Dopo almeno quindici minuti di quel trattamento, glielo tirò fuori di colpo. Il corpicino fu preso dalle convulsioni, il buchino boccheggiava.
“No, no, ancora, ancora, la prego”.
“Vuoi ancora cazzo? Non ti basta quello che ti ho dato? Lo vuoi ancora, puttana?”
“Si, ancora, ancora”.
“Certo che te ne do ancora, ma cambiamo posizione. Mettiti a quattro zampe”.
Ma fu lui stesso a girarlo come un fuscello, ad alzargli il culetto all’altezza giusta ed a ficcargli di nuovo dentro il cazzo turgido fino in fondo.
“Aaahhh”. Le braccia cedettero e la testa del giovane si appoggiò sulla tavola, sbavandoci sopra. Gli occhi chiusi, il cervello in paradiso. Le spinte si fecero sempre più devastanti. Del tenero buchino non rimaneva già più nulla. Ora era una voragine profanata adattata alla grandezza di quella mazza spietata.
“Cazzo, che buco fantastico! Ora sei il mio buco svuotapalle, sei mio, piccolo frocetto”.
Il giovane cedette completamente e si lasciò scivolare lungo sul tavolo, con tutto il peso del corpo dell’uomo che lo stava sventrando. Ne sentiva il folto pelo sulla schiena, la grossa minchia che lo riempiva e lo svuotava in rapida successione. Si sentiva spaccato e ne godeva. Ebbene si, godeva della sofferenza che gli veniva inflitta. Era indescrivibile quello che provava. Era solo una sensazione perché il suo cervello non aveva più alcuna funzione. Il centro del piacere era solo quella minchia poderosa di lui.

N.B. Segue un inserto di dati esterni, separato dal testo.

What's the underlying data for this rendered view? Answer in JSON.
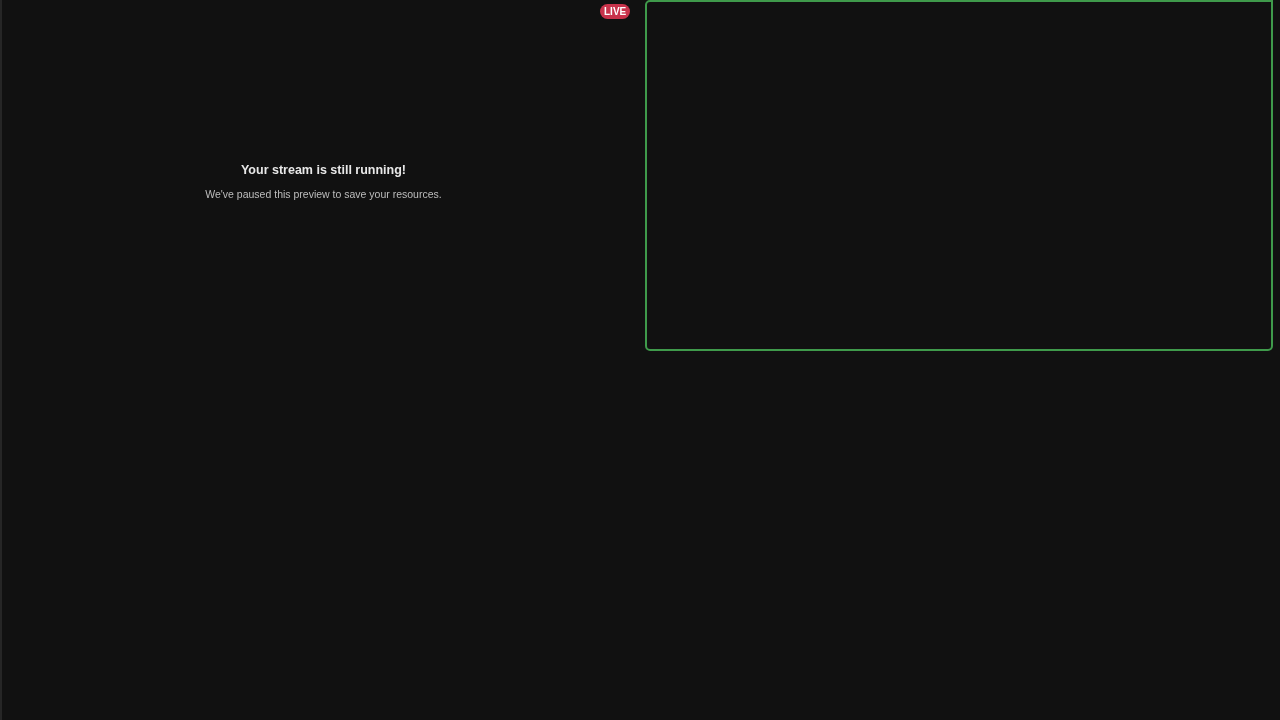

“Cazzo, cazzo, puttana” gli sospirava all’orecchio mentre glielo leccava. Aspirava tra i denti, continuando a schiantarglielo dentro.
“Non ce la faccio più a trattenermi. Sto per esploderti in pancia, mia piccola cagnetta. Reggiti forte, perché potrebbe schizzarti fuori dalla bocca. Sento che sarà più di quella che hai ingoiato prima. Eccola, eccola…” Una serie di colpi secchi e “Wawww. Arggghhh”.
Un lungo rantolo accompagnò un’ondata di sborra senza fine che gli allagò la pancia. Sembrerà strano, ma gli sembrò di sentirne effettivamente in bocca il sapore.
L’uomo si lasciò andare con tutto il suo peso sopra il ragazzo e rimasero così per qualche minuto, fermi, a riprendere fiato ed a far tornare i cuori al ritmo giusto.
“Non avevo mai sverginato prima un ragazzo e questa è stata la più grande scopata della mia vita. Te lo assicuro. Indimenticabile”.
“Anche per me”. Si guardarono e risero. Non poteva certo dimenticare il suo sverginamento.
“Quest’anno verrai a caccia con me tutti i giorni e l’unica preda che catturerò sarai tu, mia piccola scrofa”.
“Insomma, sono cagna o scrofa?” scherzò il ragazzo.
“Tutte e due, e forse anche vacca, maiala e qualcos’altro. Tutto insieme. Quello che è certo è che sei il mio cucciolo preferito” e si abbracciarono felici.
Da quel giorno, tutti i giorni, con la scusa della caccia andavano nel rifugio e l’uomo possedeva con forza il suo giovane amante, in tutti i buchi, in tutte le posizioni. Gli veniva dentro o in faccia anche due o tre volte, e dovevano smettere perché quelle ore non erano mai abbastanza.
Tutti sapevano della loro grande amicizia e, data la mancanza assoluta di selvaggina che Fauno raccolse, pensarono che il piccolo Alberto lo aveva convinto alla causa animalista, con la disapprovazione degli altri cacciatori, compreso Ottavio che, forse, qualcosa aveva capito ma tenne per sé (forse nella speranza di poter avere un po’ di quella preda anche lui).

(Il presente racconto, essendo di carattere erotico, ha il solo scopo di eccitare i nostri istinti animali ma non per questo va preso alla lettera. Le stesse cose si possono fare con le dovute precauzioni. Non fate mai sesso senza preservativo: non rovinatevi la vita ma godetevela il più possibile. Buona sega a tutti).